The things we talked about seem to fit the above charts. Now, we adjust our data from daily to hourly frequency to see the detailed pattern of the last month. We will pad the data with linear extrapolation.

#Low to high frequency
df %>% 
  group_by(symbol) %>%
  pad_by_time(date, .by = "hour") %>%
  mutate(across(value, .fns = ts_impute_vec, period = 1)) %>%
  filter_by_time(date, "2022-10", LAST(date)) %>% 
  plot_time_series(date, 
                   value, 
                   .facet_ncol = 2, 
                   .interactive = FALSE, 
                   .line_size = 1,
                   .title = "") +
  theme(strip.background = element_rect(fill="#9da832", color ="#9da832"))

Most of them seem to have decline trend according to the charts above. To examine this trend, we will model one of them, the Chinese yuan. And we will forecast for the next 3 months via the modeltime package.

#Preprocessing
df_rec <- 
  recipe(value ~ date, data = df_train) %>% 
  step_timeseries_signature(date) %>%   #adding time series signatures
  step_fourier(date, period = 365, K = 5) %>%
  step_rm(date) %>%
  step_rm(contains("iso"), 
          contains("minute"), 
          contains("hour"),
          contains("am.pm"), 
          contains("xts")) %>%
  step_normalize(contains("index.num"), date_year) %>%
  step_dummy(contains("lbl"), one_hot = TRUE) 
  
  
#Modeling (with random forest) and fitting
df_spec <- 
  rand_forest(trees = 1000) %>% 
  set_engine("ranger") %>% 
  set_mode("regression")

workflow_df <- 
  workflow() %>%
  add_recipe(df_rec) %>%
  add_model(df_spec)

set.seed(12345)
workflow_df_fit <- 
  workflow_df %>% 
  fit(data = df_train)

#Model and calibration table
model_table <- modeltime_table(workflow_df_fit) 

df_calibration <- 
  model_table %>% 
  modeltime_calibrate(df_test)

#Accuracy 
df_calibration %>% 
  modeltime_accuracy() %>% 
  select(rsq)

# A tibble: 1 x 1
#    rsq
#  <dbl>
#1 0.654

According to the accuracy results, we can say that our model can explain the %65 of the change in rates, which is not bad. Now, we can forecast with that model.

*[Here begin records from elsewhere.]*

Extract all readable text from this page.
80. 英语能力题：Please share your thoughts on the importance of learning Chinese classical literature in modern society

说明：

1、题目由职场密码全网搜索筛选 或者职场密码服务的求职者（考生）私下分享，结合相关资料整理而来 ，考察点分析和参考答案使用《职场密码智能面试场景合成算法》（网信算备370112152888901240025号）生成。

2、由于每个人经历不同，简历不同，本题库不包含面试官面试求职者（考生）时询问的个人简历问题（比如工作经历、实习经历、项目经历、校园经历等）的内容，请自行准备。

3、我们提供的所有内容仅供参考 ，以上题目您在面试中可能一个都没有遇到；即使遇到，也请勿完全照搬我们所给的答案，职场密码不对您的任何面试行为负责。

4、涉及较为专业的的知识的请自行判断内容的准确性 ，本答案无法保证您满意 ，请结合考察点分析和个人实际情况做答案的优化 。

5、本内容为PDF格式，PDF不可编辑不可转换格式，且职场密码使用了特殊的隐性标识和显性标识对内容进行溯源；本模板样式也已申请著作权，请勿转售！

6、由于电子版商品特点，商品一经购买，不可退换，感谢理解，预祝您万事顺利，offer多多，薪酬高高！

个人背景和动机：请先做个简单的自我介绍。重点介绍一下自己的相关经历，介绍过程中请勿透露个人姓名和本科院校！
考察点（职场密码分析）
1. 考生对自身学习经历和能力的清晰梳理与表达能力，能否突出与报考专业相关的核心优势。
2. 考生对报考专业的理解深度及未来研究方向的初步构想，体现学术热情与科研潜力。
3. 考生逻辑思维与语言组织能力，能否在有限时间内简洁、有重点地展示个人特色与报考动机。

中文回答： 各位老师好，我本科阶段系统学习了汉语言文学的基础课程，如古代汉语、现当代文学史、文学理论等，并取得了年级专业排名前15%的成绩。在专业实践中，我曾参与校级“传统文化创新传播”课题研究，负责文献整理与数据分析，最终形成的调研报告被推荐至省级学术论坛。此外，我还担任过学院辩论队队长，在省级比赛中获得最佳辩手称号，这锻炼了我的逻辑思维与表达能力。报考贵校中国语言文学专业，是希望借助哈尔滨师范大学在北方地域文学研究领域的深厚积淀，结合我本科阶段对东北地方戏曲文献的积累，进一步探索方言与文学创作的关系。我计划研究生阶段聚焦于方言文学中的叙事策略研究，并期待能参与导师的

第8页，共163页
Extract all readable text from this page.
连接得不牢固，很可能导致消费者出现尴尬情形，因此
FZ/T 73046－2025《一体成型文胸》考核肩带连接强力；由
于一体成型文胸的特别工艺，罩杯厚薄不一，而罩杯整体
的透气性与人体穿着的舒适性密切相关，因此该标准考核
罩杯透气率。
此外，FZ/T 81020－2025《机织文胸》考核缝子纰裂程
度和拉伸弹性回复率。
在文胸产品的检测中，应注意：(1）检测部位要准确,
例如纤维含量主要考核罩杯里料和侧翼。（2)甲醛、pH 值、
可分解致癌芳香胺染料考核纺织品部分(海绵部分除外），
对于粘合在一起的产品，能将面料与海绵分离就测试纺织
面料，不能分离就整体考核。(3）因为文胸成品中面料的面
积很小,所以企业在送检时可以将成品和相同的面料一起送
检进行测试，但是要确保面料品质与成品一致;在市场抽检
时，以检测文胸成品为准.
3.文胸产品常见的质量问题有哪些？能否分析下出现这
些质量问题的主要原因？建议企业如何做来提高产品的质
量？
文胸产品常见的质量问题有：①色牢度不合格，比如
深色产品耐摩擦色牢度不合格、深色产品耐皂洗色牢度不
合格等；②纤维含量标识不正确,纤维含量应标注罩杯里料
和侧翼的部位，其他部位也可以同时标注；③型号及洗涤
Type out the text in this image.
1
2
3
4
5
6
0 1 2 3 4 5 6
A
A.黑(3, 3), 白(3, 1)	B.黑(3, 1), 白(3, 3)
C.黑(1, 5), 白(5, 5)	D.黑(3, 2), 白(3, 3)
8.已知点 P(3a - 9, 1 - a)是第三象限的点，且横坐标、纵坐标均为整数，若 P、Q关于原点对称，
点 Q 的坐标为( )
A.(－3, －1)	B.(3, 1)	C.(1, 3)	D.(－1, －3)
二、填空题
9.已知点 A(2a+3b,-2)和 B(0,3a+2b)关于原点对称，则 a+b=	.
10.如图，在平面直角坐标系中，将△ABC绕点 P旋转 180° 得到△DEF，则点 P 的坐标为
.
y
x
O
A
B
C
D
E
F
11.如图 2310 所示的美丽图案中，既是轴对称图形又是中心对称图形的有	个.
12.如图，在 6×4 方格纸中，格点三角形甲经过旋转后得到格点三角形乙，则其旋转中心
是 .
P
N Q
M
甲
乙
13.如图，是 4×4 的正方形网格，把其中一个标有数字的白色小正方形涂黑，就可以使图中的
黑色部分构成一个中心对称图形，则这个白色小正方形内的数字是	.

#Forecasting the next 3 months
df_calibration %>% 
  modeltime_refit(df %>% filter(symbol == "CNY")) %>% 
  modeltime_forecast(h = "3 months", #forecast horizon
                     actual_data = df %>% filter(symbol == "CNY")) %>% 
  plot_modeltime_forecast(.interactive = TRUE, 
                          .legend_show = FALSE,
                          .title = "Forecast Plot of CNY Rates for the Next 3 Months") %>% 
  #customizing the hoverinfo texts of the traces(lines)
  style(text = glue("{.$x$data[[1]]$x}\n{.$x$data[[1]]$y}"), traces = 1) %>% 
  style(text = glue("{.$x$data[[2]]$x}\n{round(.$x$data[[2]]$y, 4)}"), traces = 2) %>% 
  style(text = glue("{.$x$data[[3]]$x}\n{round(.$x$data[[3]]$y, 4)}"), traces = 3) %>% 
  style(text = glue("{.$x$data[[4]]$x}\n{round(.$x$data[[4]]$y, 4)}"), traces = 4)

The above plot confirms the declining trend of the high-frequency CNY rates.